If approved, FADPA would allow copyright holders to obtain court orders requiring large Internet service providers (ISPs) and DNS resolvers to block access to pirate sites. The bill would amend existing copyright law to focus specifically on ‘foreign websites’ that are ‘primarily designed’ for copyright infringement.
The inclusion of DNS resolvers is significant. Major tech companies such as Google and Cloudflare offer DNS services internationally, raising the possibility of blocking orders having an effect worldwide. DNS providers with less than $100 million in annual revenue are excluded.
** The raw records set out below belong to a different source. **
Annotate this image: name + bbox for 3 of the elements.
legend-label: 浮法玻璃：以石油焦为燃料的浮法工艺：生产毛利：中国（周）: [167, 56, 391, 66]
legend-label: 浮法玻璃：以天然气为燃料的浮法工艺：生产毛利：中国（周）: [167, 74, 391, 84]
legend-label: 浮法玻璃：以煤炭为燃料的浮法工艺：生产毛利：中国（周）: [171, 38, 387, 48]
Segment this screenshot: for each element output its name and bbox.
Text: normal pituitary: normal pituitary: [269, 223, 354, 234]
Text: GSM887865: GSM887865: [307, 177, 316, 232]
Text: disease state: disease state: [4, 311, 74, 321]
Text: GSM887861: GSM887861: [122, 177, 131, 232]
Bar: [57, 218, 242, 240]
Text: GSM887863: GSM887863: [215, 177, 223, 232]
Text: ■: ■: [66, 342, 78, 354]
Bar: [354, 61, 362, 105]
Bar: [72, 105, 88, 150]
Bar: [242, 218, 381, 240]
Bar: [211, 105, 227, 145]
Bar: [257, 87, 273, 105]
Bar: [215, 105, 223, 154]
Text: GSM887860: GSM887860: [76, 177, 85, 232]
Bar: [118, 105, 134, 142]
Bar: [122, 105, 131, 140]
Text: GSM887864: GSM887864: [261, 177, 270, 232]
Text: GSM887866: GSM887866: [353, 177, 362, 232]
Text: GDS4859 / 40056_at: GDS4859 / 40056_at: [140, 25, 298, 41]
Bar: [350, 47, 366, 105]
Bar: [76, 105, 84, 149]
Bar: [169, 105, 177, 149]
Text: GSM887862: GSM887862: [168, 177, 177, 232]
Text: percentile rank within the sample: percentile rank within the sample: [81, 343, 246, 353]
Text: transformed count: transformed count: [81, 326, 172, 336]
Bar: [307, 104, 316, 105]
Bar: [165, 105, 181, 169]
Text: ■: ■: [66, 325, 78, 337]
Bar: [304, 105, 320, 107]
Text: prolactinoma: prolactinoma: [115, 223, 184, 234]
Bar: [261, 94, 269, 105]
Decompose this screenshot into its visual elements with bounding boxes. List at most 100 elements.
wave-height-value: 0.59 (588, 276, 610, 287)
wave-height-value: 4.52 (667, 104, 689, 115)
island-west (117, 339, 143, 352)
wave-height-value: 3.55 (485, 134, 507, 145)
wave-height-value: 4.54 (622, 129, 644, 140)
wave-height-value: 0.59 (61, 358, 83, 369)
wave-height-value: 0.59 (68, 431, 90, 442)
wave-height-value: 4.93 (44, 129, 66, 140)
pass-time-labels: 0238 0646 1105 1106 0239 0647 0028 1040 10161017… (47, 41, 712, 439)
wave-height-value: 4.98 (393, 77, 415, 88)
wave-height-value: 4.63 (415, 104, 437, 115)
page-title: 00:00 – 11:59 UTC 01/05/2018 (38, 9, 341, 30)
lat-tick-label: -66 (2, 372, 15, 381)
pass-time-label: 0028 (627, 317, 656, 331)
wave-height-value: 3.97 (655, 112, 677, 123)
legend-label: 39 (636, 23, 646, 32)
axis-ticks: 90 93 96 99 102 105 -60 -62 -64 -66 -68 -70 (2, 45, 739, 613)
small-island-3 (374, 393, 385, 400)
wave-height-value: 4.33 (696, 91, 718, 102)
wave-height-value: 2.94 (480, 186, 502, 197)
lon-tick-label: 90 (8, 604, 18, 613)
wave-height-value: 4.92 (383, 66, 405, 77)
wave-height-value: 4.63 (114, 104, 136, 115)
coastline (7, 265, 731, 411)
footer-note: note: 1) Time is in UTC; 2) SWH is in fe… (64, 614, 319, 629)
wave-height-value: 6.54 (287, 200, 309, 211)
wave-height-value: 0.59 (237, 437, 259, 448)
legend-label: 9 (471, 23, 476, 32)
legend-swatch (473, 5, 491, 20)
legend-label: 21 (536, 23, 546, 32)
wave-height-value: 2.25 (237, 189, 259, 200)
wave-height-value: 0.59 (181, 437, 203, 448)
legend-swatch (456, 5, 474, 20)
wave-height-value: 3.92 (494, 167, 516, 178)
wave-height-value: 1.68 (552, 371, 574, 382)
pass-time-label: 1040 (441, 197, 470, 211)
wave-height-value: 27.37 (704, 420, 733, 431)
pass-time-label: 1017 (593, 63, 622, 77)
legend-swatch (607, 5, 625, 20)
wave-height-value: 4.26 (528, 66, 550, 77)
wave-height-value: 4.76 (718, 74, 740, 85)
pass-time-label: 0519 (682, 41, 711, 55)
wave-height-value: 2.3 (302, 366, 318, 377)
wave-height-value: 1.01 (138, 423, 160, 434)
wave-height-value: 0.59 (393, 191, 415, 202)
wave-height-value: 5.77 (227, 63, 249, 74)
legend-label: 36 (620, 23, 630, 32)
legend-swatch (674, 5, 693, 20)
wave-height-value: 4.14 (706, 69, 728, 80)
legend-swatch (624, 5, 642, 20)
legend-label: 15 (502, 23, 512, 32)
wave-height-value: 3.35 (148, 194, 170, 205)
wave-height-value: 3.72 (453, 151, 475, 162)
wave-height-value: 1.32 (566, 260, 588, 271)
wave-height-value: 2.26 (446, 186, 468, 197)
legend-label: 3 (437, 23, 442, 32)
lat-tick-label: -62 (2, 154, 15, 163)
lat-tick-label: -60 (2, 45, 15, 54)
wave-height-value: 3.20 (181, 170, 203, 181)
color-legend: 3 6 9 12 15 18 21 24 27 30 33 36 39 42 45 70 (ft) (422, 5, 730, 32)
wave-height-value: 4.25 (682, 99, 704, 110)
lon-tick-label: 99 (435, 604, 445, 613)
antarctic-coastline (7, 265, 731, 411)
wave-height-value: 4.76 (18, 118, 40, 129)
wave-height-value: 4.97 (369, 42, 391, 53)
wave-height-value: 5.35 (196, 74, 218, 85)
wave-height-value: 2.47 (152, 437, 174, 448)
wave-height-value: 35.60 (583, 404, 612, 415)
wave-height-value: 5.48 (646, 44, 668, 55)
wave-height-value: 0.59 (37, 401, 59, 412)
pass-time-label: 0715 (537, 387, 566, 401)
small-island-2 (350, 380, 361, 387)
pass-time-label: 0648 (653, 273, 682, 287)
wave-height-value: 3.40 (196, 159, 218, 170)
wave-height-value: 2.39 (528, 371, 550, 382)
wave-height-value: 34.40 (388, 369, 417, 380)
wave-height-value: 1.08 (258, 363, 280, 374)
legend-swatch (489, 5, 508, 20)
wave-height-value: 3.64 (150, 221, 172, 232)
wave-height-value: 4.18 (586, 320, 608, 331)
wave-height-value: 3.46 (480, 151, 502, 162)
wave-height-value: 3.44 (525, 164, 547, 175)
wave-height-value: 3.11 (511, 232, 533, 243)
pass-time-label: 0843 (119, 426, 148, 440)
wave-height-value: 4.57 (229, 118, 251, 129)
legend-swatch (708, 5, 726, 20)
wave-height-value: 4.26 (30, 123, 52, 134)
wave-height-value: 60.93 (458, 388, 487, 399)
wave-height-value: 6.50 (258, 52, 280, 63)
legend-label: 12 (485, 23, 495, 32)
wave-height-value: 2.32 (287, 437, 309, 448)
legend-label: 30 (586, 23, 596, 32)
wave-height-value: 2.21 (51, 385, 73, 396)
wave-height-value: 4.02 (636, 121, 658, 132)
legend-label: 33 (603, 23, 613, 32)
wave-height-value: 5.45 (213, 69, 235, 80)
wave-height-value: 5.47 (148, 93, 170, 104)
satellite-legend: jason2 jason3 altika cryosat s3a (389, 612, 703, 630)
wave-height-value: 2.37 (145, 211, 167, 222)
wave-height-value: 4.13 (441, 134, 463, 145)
While site blocking is claimed to exist in more than 60 countries, DNS resolvers are typically not included in site blocking laws and regulations. These services have been targeted with blocking requests before but it’s certainly not standard.
It’s aimed at DNS resolvers, so folks better start busting out them Pi-Holes and setting up unbound.
They blocked Pirate sites here in Australia years ago, and as far as I’m aware it affected nobody. Everyone who knows how to torrent already knows how to get by it.
Because peeps who frequent pirate sites will never be able to figure out DNS stuff!
More virtual theater bc the real ones suck.Oh nooooo here I go recording the IP addresses of the sites I visit in case I need to add DNS records to my router oh nooooo
If you are sailing the seven seas, you should be using a vpn of any kind by default, so this won’t do shit to you anyway.
Italy thinks their crappy piracy shield works and it does jack to anyone using even the cheapest vpn.
If DNS gets blocked, can’t sites still be accessed as long as you know the IP or Socket of the server?
Sometimes that works, it depends on how the server is set up. For DNS blocking, you just switch to a different DNS server or run your own DNS resolver.